Trial data has shown the Johnson & Johnson vaccine is 66% effective at preventing symptomatic COVID-19 illness. While this number is lower than its Pfizer and Moderna counterparts, Snyder emphasized that all three vaccines provide protection that is critical to waning the pandemic. He urged people not to seek out one type of vaccine over another or pass on immunization with the Johnson & Johnson vaccine to wait for Moderna or Pfizer.
There is currently no evidence that any of the vaccines are preferred to protect specific vulnerable patient populations, like the elderly and those with compromised immune systems. While initial data is promising, more information is also required to know how well the three vaccines reduce transmission of the virus by making infected individuals less contagious.

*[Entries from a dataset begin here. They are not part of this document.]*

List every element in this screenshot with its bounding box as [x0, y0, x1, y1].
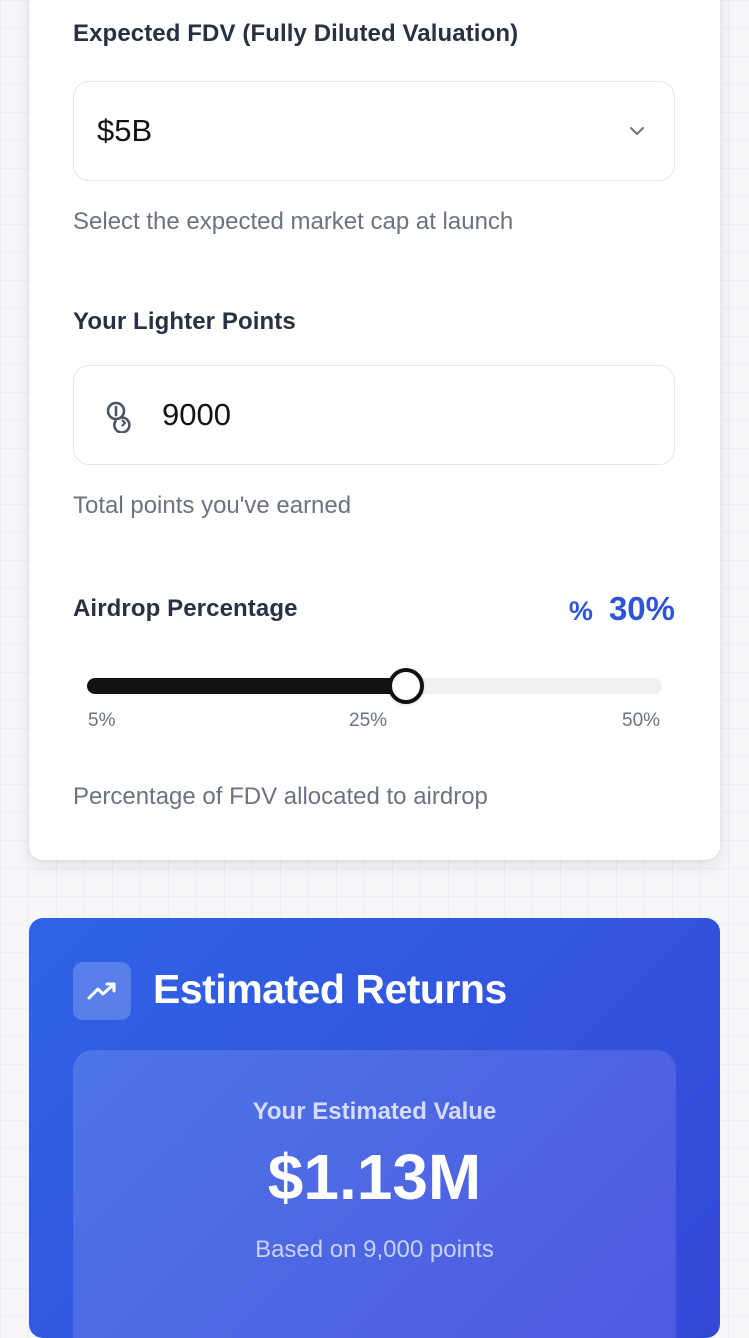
- trending-up-icon-box: [73, 962, 131, 1020]
- slider-tick-mid: 25%: [349, 710, 388, 731]
- fdv-select[interactable]: $5B: [73, 81, 675, 181]
- airdrop-helper-text: Percentage of FDV allocated to airdrop: [73, 783, 488, 810]
- coins-icon: [106, 401, 131, 433]
- fdv-label: Expected FDV (Fully Diluted Valuation): [73, 20, 519, 47]
- points-helper-text: Total points you've earned: [73, 492, 352, 519]
- points-input[interactable]: 9000: [73, 365, 675, 465]
- trending-up-icon: [87, 982, 116, 1000]
- calculator-settings-card: Expected FDV (Fully Diluted Valuation) $…: [29, 0, 720, 860]
- airdrop-value-display: % 30%: [569, 590, 675, 628]
- airdrop-label: Airdrop Percentage: [73, 595, 298, 622]
- fdv-selected-value: $5B: [97, 113, 153, 148]
- slider-tick-min: 5%: [88, 710, 116, 731]
- fdv-helper-text: Select the expected market cap at launch: [73, 208, 514, 235]
- slider-thumb[interactable]: [388, 668, 424, 704]
- estimated-returns-card: Estimated Returns Your Estimated Value $…: [29, 918, 720, 1338]
- returns-title: Estimated Returns: [153, 966, 507, 1012]
- slider-fill: [87, 678, 406, 694]
- estimated-value-basis: Based on 9,000 points: [255, 1236, 494, 1263]
- estimated-value-panel: Your Estimated Value $1.13M Based on 9,0…: [73, 1050, 676, 1338]
- airdrop-value: 30%: [608, 590, 675, 627]
- airdrop-slider[interactable]: [87, 668, 662, 704]
- estimated-value-amount: $1.13M: [267, 1141, 482, 1213]
- estimated-value-label: Your Estimated Value: [252, 1098, 497, 1125]
- chevron-down-icon: [630, 127, 644, 135]
- points-label: Your Lighter Points: [73, 308, 296, 335]
- points-value: 9000: [162, 397, 231, 432]
- percent-icon: %: [568, 596, 593, 626]
- slider-tick-max: 50%: [622, 710, 661, 731]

Johnson & Johnson’s vaccine uses a small piece of the virus’s genetic material, which stimulates the immune system to recognize the virus. It can be stored in a regular refrigerator, eliminating the cold storage requirements of the Pfizer and Moderna vaccines. Currently, the vaccine only requires a single dose, rather than the two-dose regimen of the other vaccines. Anticipated side effects include soreness at the injection site, achiness, fatigue and fever.
According to Snyder, having multiple types of COVID-19 vaccines is advantageous. Doses will be available faster, and the differing storage requirements will allow distributors to reach more locations across the country. Additionally, if allergies prohibit a person from receiving one type of vaccine, they may be eligible for another.
“Vaccines, together with emerging treatment options like monoclonal antibodies, are important components in decreasing the scope of the pandemic,” said Snyder. “Even as vaccines become more widely available, we must also do our part to maintain effective infection prevention measures, including masking, hand washing and social distancing, to curb the spread of COVID-19.”